Getting diagnosed — the pathway
NHS pathway: Referral from GP to adult ADHD service. Waiting times currently range from 6 months to over 3 years depending on area. The Right to Choose scheme allows patients to access alternative NHS-commissioned ADHD providers with shorter waits — ask your GP specifically about this option.
Private assessment: Available within weeks. Typically costs £600–1,200 for a full assessment. A private diagnosis can be "shared care" with your NHS GP for prescription management — though some GPs are reluctant and this requires negotiation.
What assessment involves: Structured clinical interview, symptom rating scales (self-report and ideally informant report from someone who knows you well), review of childhood functioning (school reports if available are helpful), and ruling out other conditions that can mimic ADHD (anxiety, depression, thyroid dysfunction, sleep disorders).
Treatment
Medication:
Stimulants (methylphenidate — Ritalin, Concerta; lisdexamfetamine — Vyvanse): First-line treatment with strong evidence. Work by increasing dopamine and noradrenaline in the prefrontal cortex — the brain's executive function centre. Many people describe the effect as "everything slowing down" or "being able to think in a straight line."

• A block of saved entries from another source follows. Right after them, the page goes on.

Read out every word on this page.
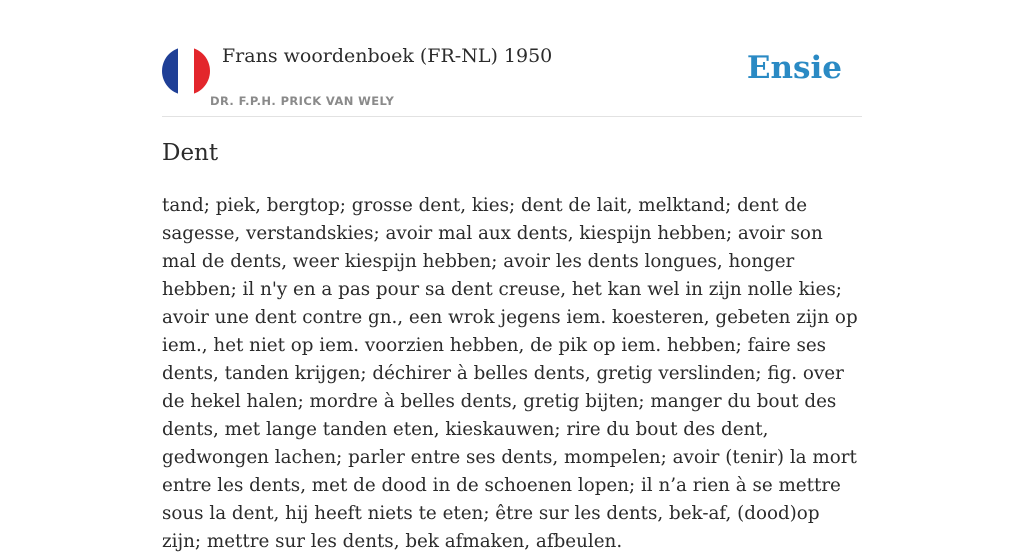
Frans woordenboek (FR-NL) 1950
DR. F.P.H. PRICK VAN WELY
Ensie
Dent

tand; piek, bergtop; grosse dent, kies; dent de lait, melktand; dent de sagesse, verstandskies; avoir mal aux dents, kiespijn hebben; avoir son mal de dents, weer kiespijn hebben; avoir les dents longues, honger hebben; il n'y en a pas pour sa dent creuse, het kan wel in zijn nolle kies; avoir une dent contre gn., een wrok jegens iem. koesteren, gebeten zijn op iem., het niet op iem. voorzien hebben, de pik op iem. hebben; faire ses dents, tanden krijgen; déchirer à belles dents, gretig verslinden; fig. over de hekel halen; mordre à belles dents, gretig bijten; manger du bout des dents, met lange tanden eten, kieskauwen; rire du bout des dent, gedwongen lachen; parler entre ses dents, mompelen; avoir (tenir) la mort entre les dents, met de dood in de schoenen lopen; il n’a rien à se mettre sous la dent, hij heeft niets te eten; être sur les dents, bek-af, (dood)op zijn; mettre sur les dents, bek afmaken, afbeulen.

Non-stimulants (atomoxetine, guanfacine): Used when stimulants are contraindicated or not tolerated. Slower onset, may be preferable for people with anxiety or substance use history.
ADHD Coaching: Working with a coach trained in ADHD to develop systems, structures, and strategies tailored to how your brain works. Evidence-based and highly effective alongside medication.

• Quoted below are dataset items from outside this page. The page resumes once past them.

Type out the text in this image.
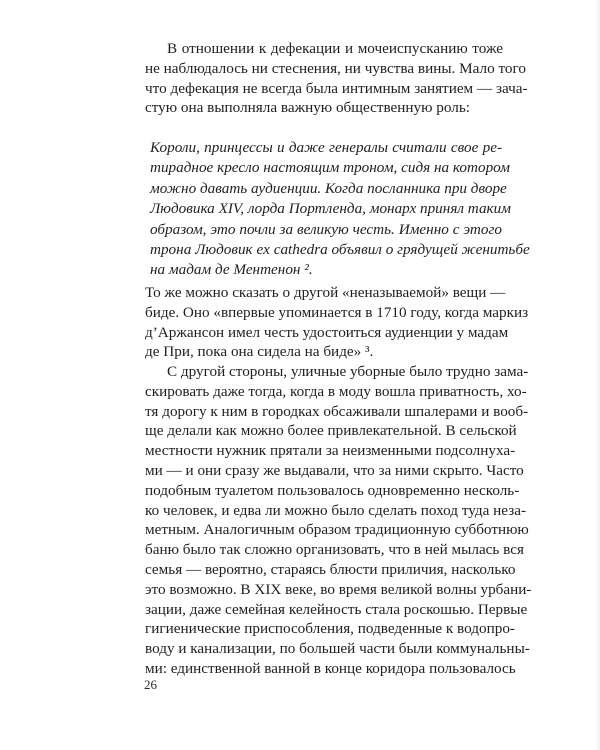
В отношении к дефекации и мочеиспусканию тоже
не наблюдалось ни стеснения, ни чувства вины. Мало того
что дефекация не всегда была интимным занятием — зача-
стую она выполняла важную общественную роль:
Короли, принцессы и даже генералы считали свое ре-
тирадное кресло настоящим троном, сидя на котором
можно давать аудиенции. Когда посланника при дворе
Людовика XIV, лорда Портленда, монарх принял таким
образом, это почли за великую честь. Именно с этого
трона Людовик ex cathedra объявил о грядущей женитьбе
на мадам де Ментенон ².
То же можно сказать о другой «неназываемой» вещи —
биде. Оно «впервые упоминается в 1710 году, когда маркиз
д’Аржансон имел честь удостоиться аудиенции у мадам
де При, пока она сидела на биде» ³.
С другой стороны, уличные уборные было трудно зама-
скировать даже тогда, когда в моду вошла приватность, хо-
тя дорогу к ним в городках обсаживали шпалерами и вооб-
ще делали как можно более привлекательной. В сельской
местности нужник прятали за неизменными подсолнуха-
ми — и они сразу же выдавали, что за ними скрыто. Часто
подобным туалетом пользовалось одновременно несколь-
ко человек, и едва ли можно было сделать поход туда неза-
метным. Аналогичным образом традиционную субботнюю
баню было так сложно организовать, что в ней мылась вся
семья — вероятно, стараясь блюсти приличия, насколько
это возможно. В XIX веке, во время великой волны урбани-
зации, даже семейная келейность стала роскошью. Первые
гигиенические приспособления, подведенные к водопро-
воду и канализации, по большей части были коммунальны-
ми: единственной ванной в конце коридора пользовалось
26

CBT for ADHD: Adapted CBT addresses the emotional and cognitive consequences of ADHD — rejection sensitivity, shame, perfectionism, procrastination — alongside practical skills.
Sources: NICE Clinical Guideline NG87 — Attention Deficit Hyperactivity Disorder: Diagnosis and Management (2018, updated 2023); Hinshaw SP & Ellison K, ADHD: What Everyone Needs to Know, 2016; Young S et al, BMJ Open 2020 (ADHD in women); Faraone SV et al, Nature Reviews Disease Primers 2021; Kooij JJS et al, European Psychiatry 2019 (European Consensus on Adult ADHD).